Dynamic compressive response of 3D printed thermoplastic polyurethane honeycombs with graded densities

Fused filament fabrication (FFF) 3D printing of thermoplastic polyurethanes (TPUs) offers a unique capability to manufacture tailorable, flexible cellular structures which can be designed and optimised for specific energy absorbing applications. This paper describes the manufacture and dynamic compressive analysis of 3D printed cellular structures with graded densities. An optimised 3D printing procedure was developed which allowed the manufacture of high quality structures, with low internal voidage, which were capable of undergoing repeated cyclic loading to densification without failure.
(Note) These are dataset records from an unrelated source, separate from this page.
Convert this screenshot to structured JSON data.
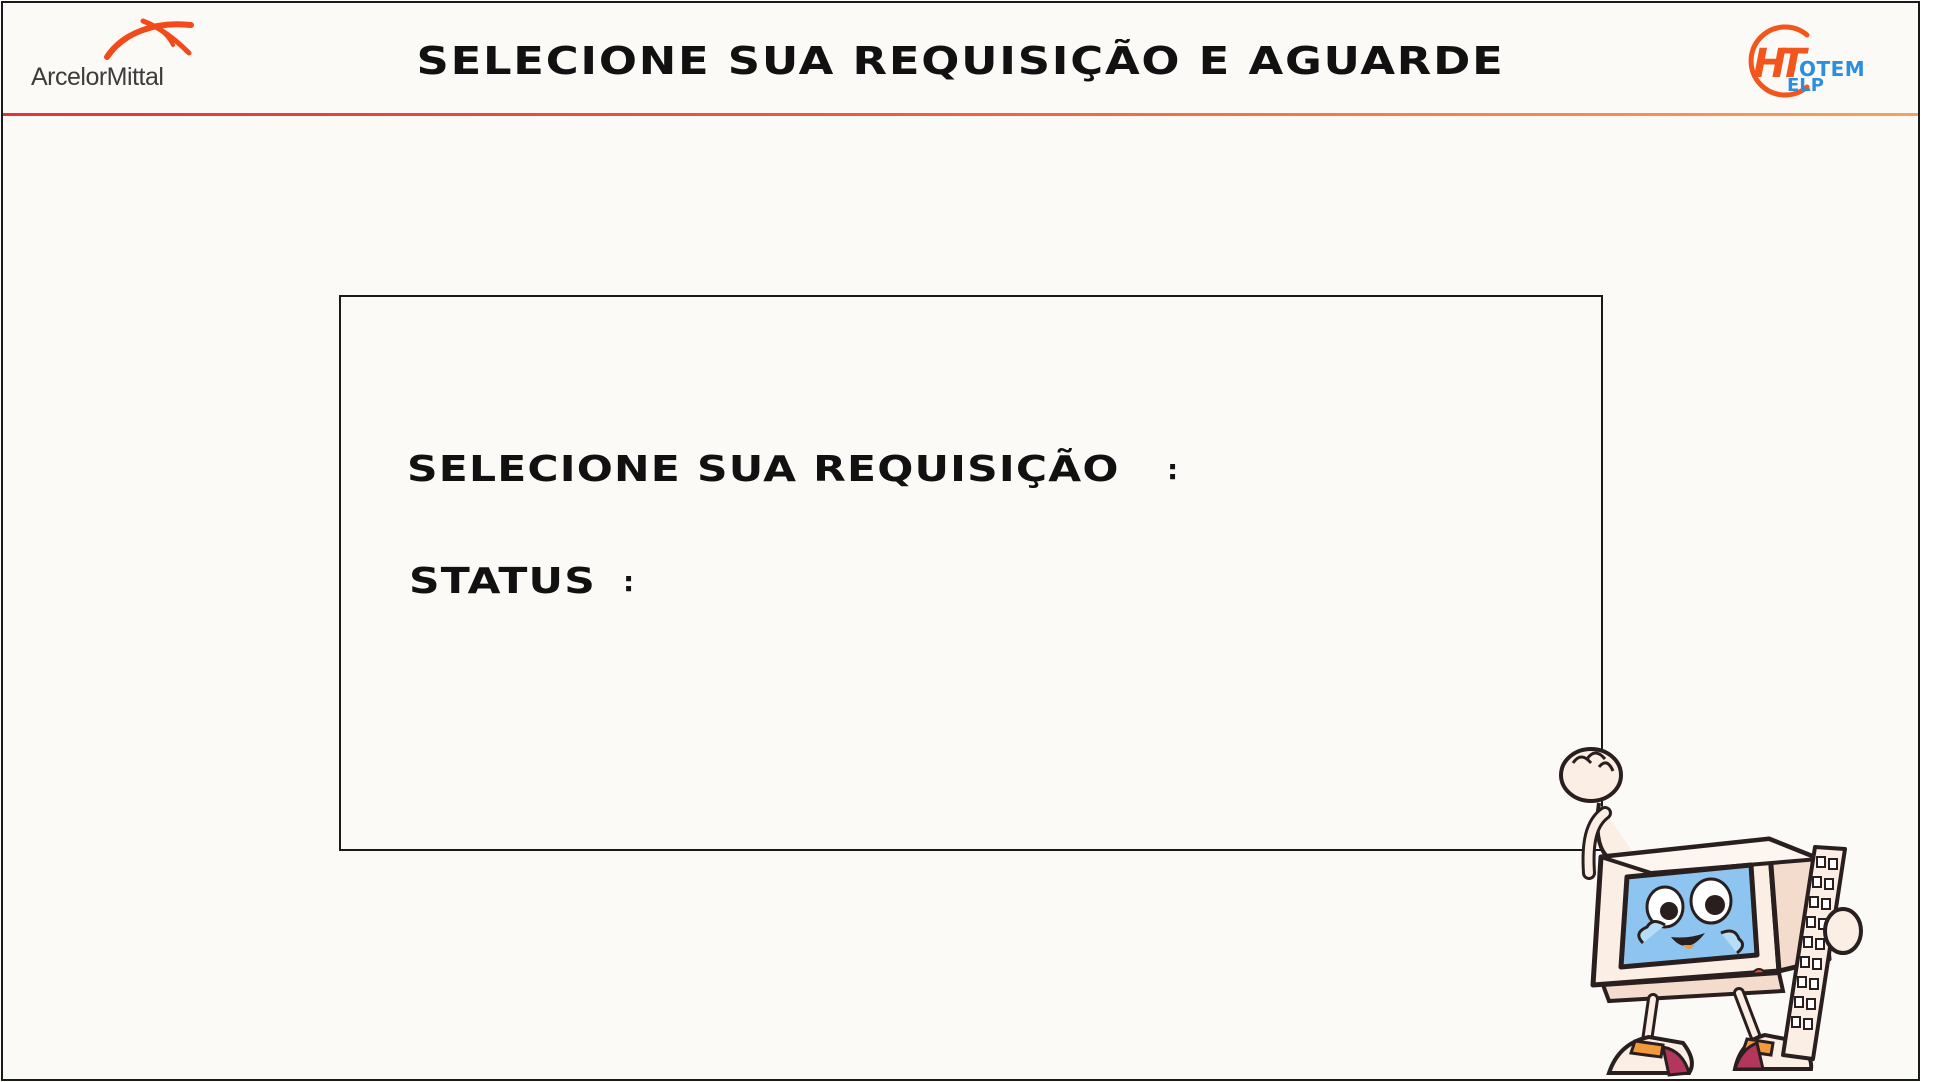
{
  "header": {
    "title": "SELECIONE SUA REQUISIÇÃO E AGUARDE",
    "left_logo": {
      "text": "ArcelorMittal",
      "accent": "#f24a1a"
    },
    "right_logo": {
      "line1": "OTEM",
      "line2": "ELP",
      "accent": "#f2561d",
      "text_color": "#2d8ee0"
    },
    "divider_colors": [
      "#e2343c",
      "#f4a15e"
    ]
  },
  "panel": {
    "request_label": "SELECIONE SUA REQUISIÇÃO",
    "request_colon": ":",
    "status_label": "STATUS",
    "status_colon": ":"
  },
  "mascot": {
    "icon": "retro-computer-mascot-icon"
  }
}
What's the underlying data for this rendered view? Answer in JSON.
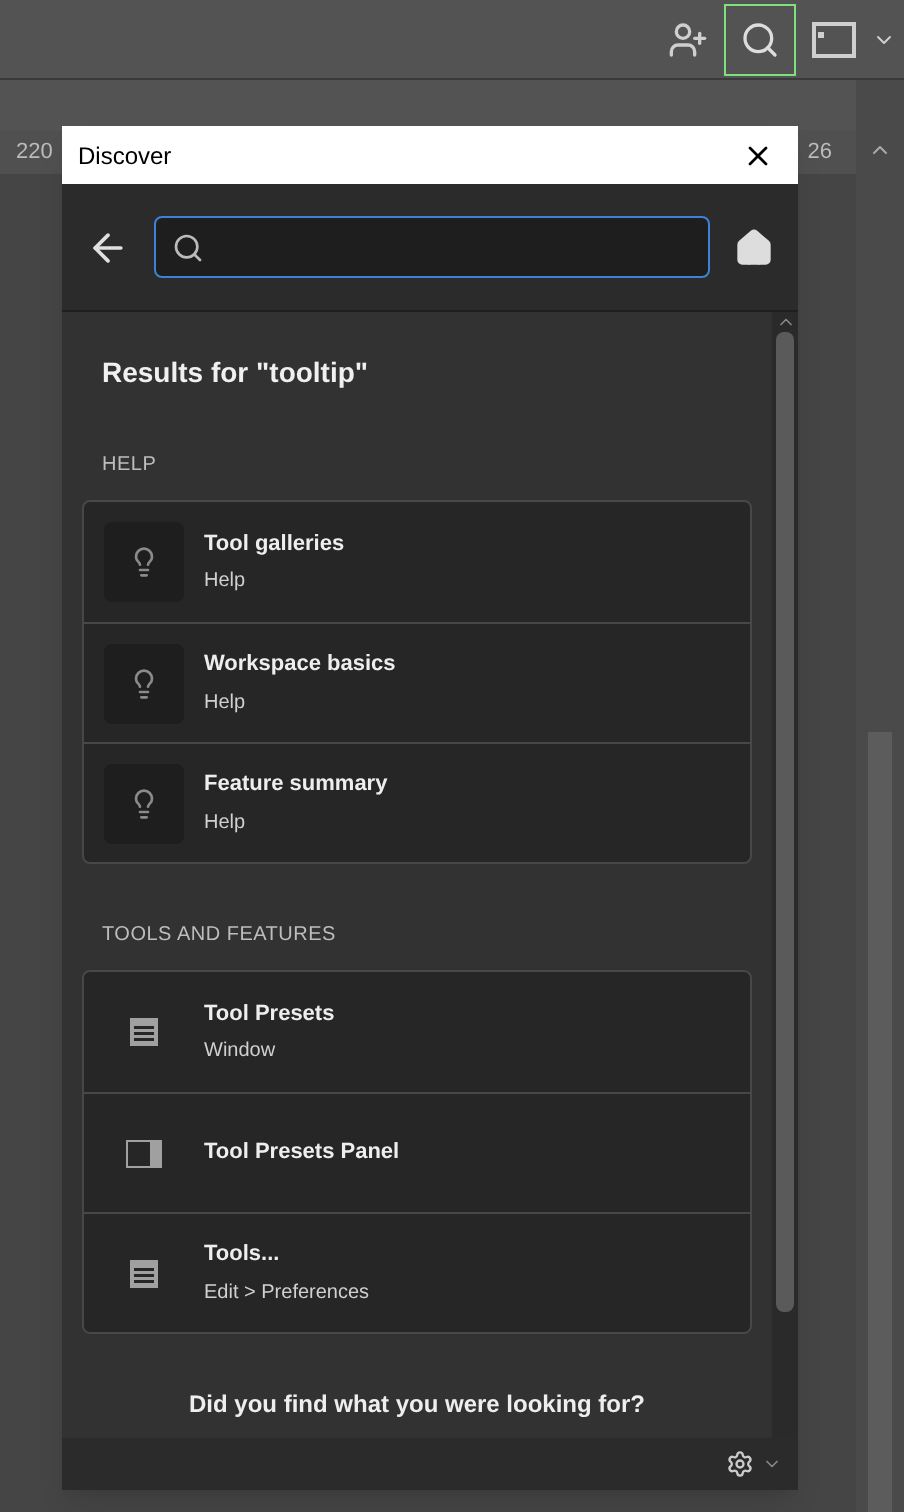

The honeycombs produced all had an average relative density of 0.38±0.01 and were graded in density either in a continuous manner or with discrete step changes in density within the structure. After analysing their quasi-static compressive response, all arrays were subject to sinusoidal compression over a range of amplitudes (5%-45% strain peak-peak) at a frequency of 0.5Hz. It was found that by grading the structural density in different ways, mechanical damping may be tailored. Cyclic compressive testing also showed how strain softening of the TPU parent material could lead to reduced energy absorption and reduced damping over the course of 50 cycles; to what degree of this behaviour occurred was found to be dependent on the strain history. All samples were also subject to impact loading with a flat steel plate at strain rates of up to 45s^-1 and specific impact energies of up to 270mJ/cm³ using a drop weight tower. Under high energy impact loading which caused significant densification in the uniform density structure, all samples with an element of grading transferred lower peak loads than the uniform density structure revealing the potential of density grading of TPU structures to provide superior impact protection in extreme environmental conditions.